Yep, that headline is a takeoff on the real estate agents’ mantra. And just like the original, it is repeated three times for emphasis, and so you’ll remember. It’s the number one rule in bookkeeping and accounting.

Most business owners know it is important to keep track of receipts for every expenditure from advertising to office supplies to utility bills. Why? Because even though the odds are in your favor of NOT having an audit by the IRS, approach record-keeping as if your tax return was going to be examined. So what does this mean in practice? Is a receipt all you need? Will check stubs suffice for things like rent? Do I need the itemized restaurant receipt as well as the credit card slip?

Here are a few tips for keeping good records as you go; the IRS values documentation recorded at the time or near the time of the expense over statements prepared at a later date.

Five questions

You know the old journalism questions, the 5 Ws, or sometimes known as the 5 Ws and an H? Answer those questions about any receipt and you’re well on your way to having good documentation.

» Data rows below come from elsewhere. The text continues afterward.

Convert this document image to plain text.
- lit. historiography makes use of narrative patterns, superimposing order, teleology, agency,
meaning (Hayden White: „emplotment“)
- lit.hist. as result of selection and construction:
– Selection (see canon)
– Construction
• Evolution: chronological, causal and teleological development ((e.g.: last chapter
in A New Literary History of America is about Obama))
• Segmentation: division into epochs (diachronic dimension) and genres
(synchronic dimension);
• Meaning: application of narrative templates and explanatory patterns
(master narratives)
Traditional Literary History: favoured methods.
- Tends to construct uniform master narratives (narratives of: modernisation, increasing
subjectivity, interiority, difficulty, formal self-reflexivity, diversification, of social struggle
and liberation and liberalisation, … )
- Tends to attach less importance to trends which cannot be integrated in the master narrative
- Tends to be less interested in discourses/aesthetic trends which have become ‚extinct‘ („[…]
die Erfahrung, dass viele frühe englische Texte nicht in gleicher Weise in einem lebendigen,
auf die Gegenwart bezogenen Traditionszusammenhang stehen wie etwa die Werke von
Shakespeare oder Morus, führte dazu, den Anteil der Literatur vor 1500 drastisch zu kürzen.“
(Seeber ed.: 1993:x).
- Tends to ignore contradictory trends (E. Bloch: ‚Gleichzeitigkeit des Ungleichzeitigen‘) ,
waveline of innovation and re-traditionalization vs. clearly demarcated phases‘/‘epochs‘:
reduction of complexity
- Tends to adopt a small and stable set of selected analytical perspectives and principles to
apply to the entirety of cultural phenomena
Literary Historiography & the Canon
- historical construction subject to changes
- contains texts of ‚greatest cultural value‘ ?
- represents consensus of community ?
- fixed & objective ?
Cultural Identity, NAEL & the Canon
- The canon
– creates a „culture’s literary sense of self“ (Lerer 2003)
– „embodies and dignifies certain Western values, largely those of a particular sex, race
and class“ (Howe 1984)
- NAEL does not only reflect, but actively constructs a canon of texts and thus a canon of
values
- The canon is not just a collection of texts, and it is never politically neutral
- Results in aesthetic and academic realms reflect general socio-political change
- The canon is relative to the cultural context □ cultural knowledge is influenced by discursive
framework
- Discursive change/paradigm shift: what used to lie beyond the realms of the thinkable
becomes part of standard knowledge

It should detail the place, date, amount, and character of the expense. Okay, I know; that’s four. Most receipts given out by retailers these days give you this information in spades, so you’re covered for office supplies, etc. And vendors usually provide this info on their invoices or work tickets. But the receipt for a business lunch would not have all the info, so here’s where thinking of the 5 Ws and an H comes in handy:

  • Who: Number of people served, name(s), and the name of the company(s)
  • What: What you discussed that was relevant to business
  • Where: The name and location of the coffee shop or restaurant
  • When: The date of your expense
  • How (much): The total amount

Physical or Digital Receipts?

Physical receipts have always been accepted for audit and record-keeping purposes. As of 1997, the IRS accepts scanned and digital receipts as valid records for tax purposes. Revenue Procedure 97-22 details the specific requirements; suffice it to say they are generally acceptable as long as you can deliver a copy of them to the IRS when necessary.

I lost it!

What if you lose a receipt? As soon as you can, jot down all pertinent info and file it where you would have the actual receipt. Even if the IRS ends up denying that item, you’ve done the right thing by your business, and you’ll have something to jog your memory when the bank or credit card statement comes in.

Of course, now that you have the documents you need, a good filing/organizing system is desirable. It can be elaborate or simple, but make sure it’s well marked and accessible.

I tell all my clients that this timely record-keeping allows peace of mind in the unlikely event an audit is announced. If an audit should come about, rather than fainting, my client’s first response will be, “I’m ready; when will you be here?”